彼はその原因を今まで数学の世界で暗黙の了解であった「排中律」(後述)の概念だとし、徹底的に批判したのだ。
そして「数学の証明は構成的な数学によってのみ行われるべきだ」として数学的構成主義を唱えたのである。

ここで、構成的な数学とは、誤解を恐れずに言えば「実際に全ての結果や理論内容が観測・確認されなければその理論や考え方は信じない」とする数学のことである。
簡単に言い換えると、「全部の答えと解法の中身が見えていない数学は認められない」とする考え方である。
実数を扱うならば全ての実数を示さないとならないし、極限を認めるためにはある値に収束するまでの値の変化を全て示さないとならない、つまり「構成主義」とは自分の手で触れるものしか扱わないのだ。
もちろん帰納法的な発想……つまりn番目、n+1番目というようなパターン的思考もNG。
言わずもがなかなりぶっ飛んだ考え方である。

なぜ、こんな突拍子もない考え方が生まれたかと言えば、それは上記のもう一つの聞きなれないワード「排中律」に関連する。
排中律とは、論理学の言葉で『Aであるか、またはAでない』という、あるかないか、イエスかノーかのような2つの論理式から解法を求める事を指す。
数学においては特に背理法の際にお世話になるのだが、実はブラウワーという数学者の最も嫌ったものがこの『背理法』であり、
彼は無限集合を舞台とする証明において排中律が用いる事を頑なに批判したという。

というのも
「ある命題Aが『Aであるか、またはAでない』という二元論に果たして分けられるのだろうか?
AであるかAでないかが分からない場合もあるのでは?」
という疑問が拭えなかったからだ。

実際彼は、ある命題が2つに分けられない例として、「円周率の無限小数の中に0が100個続く部分があるかどうか分からない」という例を挙げたとされている。
(またこれに続くエピソードとして、「しかし神なら100個続く部分があるかどうか分かるのでは?」という質問を受け、
それに対して「残念ながら我々は神と交信する方法を知りません」と答えたという。
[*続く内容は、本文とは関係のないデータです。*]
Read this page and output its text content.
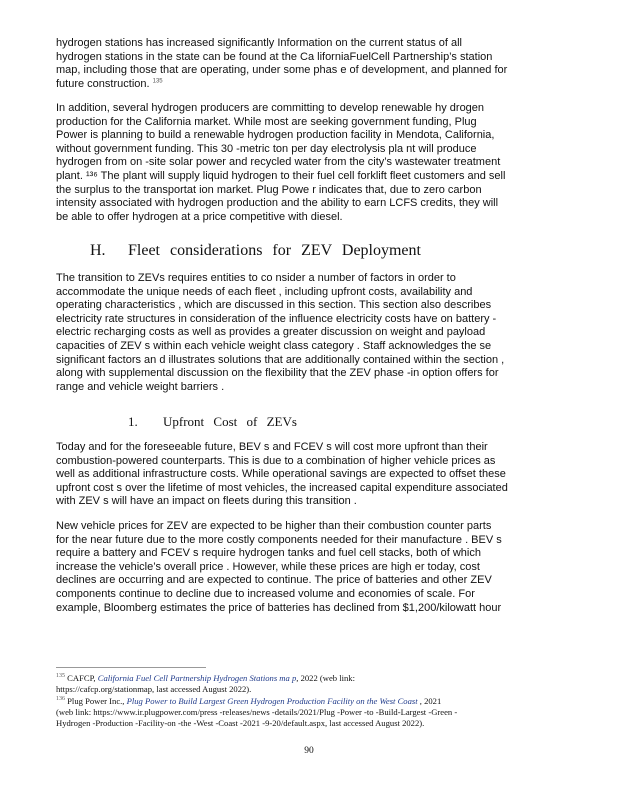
hydrogen stations has increased significantly Information on the current status of all
hydrogen stations in the state can be found at the Ca liforniaFuelCell Partnership’s station
map, including those that are operating, under some phas e of development, and planned for
future construction. $^{135}$

In addition, several hydrogen producers are committing to develop renewable hy drogen
production for the California market. While most are seeking government funding, Plug
Power is planning to build a renewable hydrogen production facility in Mendota, California,
without government funding. This 30 -metric ton per day electrolysis pla nt will produce
hydrogen from on -site solar power and recycled water from the city’s wastewater treatment
plant. ¹³⁶ The plant will supply liquid hydrogen to their fuel cell forklift fleet customers and sell
the surplus to the transportat ion market. Plug Powe r indicates that, due to zero carbon
intensity associated with hydrogen production and the ability to earn LCFS credits, they will
be able to offer hydrogen at a price competitive with diesel.

H. Fleet considerations for ZEV Deployment

The transition to ZEVs requires entities to co nsider a number of factors in order to
accommodate the unique needs of each fleet , including upfront costs, availability and
operating characteristics , which are discussed in this section. This section also describes
electricity rate structures in consideration of the influence electricity costs have on battery -
electric recharging costs as well as provides a greater discussion on weight and payload
capacities of ZEV s within each vehicle weight class category . Staff acknowledges the se
significant factors an d illustrates solutions that are additionally contained within the section ,
along with supplemental discussion on the flexibility that the ZEV phase -in option offers for
range and vehicle weight barriers .

1. Upfront Cost of ZEVs

Today and for the foreseeable future, BEV s and FCEV s will cost more upfront than their
combustion-powered counterparts. This is due to a combination of higher vehicle prices as
well as additional infrastructure costs. While operational savings are expected to offset these
upfront cost s over the lifetime of most vehicles, the increased capital expenditure associated
with ZEV s will have an impact on fleets during this transition .

New vehicle prices for ZEV are expected to be higher than their combustion counter parts
for the near future due to the more costly components needed for their manufacture . BEV s
require a battery and FCEV s require hydrogen tanks and fuel cell stacks, both of which
increase the vehicle’s overall price . However, while these prices are high er today, cost
declines are occurring and are expected to continue. The price of batteries and other ZEV
components continue to decline due to increased volume and economies of scale. For
example, Bloomberg estimates the price of batteries has declined from $1,200/kilowatt hour

$^{135}$ CAFCP, California Fuel Cell Partnership Hydrogen Stations ma p, 2022 (web link:
https://cafcp.org/stationmap, last accessed August 2022).
$^{136}$ Plug Power Inc., Plug Power to Build Largest Green Hydrogen Production Facility on the West Coast , 2021
(web link: https://www.ir.plugpower.com/press -releases/news -details/2021/Plug -Power -to -Build-Largest -Green -
Hydrogen -Production -Facility-on -the -West -Coast -2021 -9-20/default.aspx, last accessed August 2022).
90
)

結局ブラウワーによる排中律への疑念が、このような主義を生むきっかけとなり、その後世に広まって行ったのだ。

・数学的構成主義のあれこれ
以上のように、数学的構成主義は従来の数学が持っていた不安要素を無くそうといった考え方から出発をしている大変素晴らしい考え方ではあるのだが、
いかんせん哲学的でありすぎるため色々ネタ要素を含んでいる。
特に、上記の「構成主義者が2人揃えば構成主義は崩壊する」という点はその筆頭であろう。

上記のような厳格な数学的構成主義を信奉するお方は、恐らくいないだろう。
というのも、実数すらまともに使えないと算数並のことしかできないので、多くの場合構成主義者の構成主義への厳格さは人によってまちまちなのだ。
なので
「俺は実数くらいなら許してやるぜ!」
とか
「微積分無いと話にならないからそれくらいは許してよ」
のような差が生まれてしまうのだ。

つまり、主義としての基盤が人それぞれに差があるため、同じ「数学的構成主義者」を名乗っていても、
その厳格さの違いから、議論はおろか構成主義自体も崩壊しかねないのである。

数学の持つイメージからすると、ずいぶんとまぁユニークである。

それと、冒頭のように自分にとって都合の良い数学しか信じないという程度の意味で「数学的構成主義者」を名乗るのは自由だし、ネタにもなると思われるが、
上述の通りこの数学的構成主義とは、数学に本当に深い造詣があった人間が真理を追究しようという過程で辿り着いたある種の極みであるという事だけは忘れないで頂きたい。





追記・修正は構成的な手法を以ってお願いします。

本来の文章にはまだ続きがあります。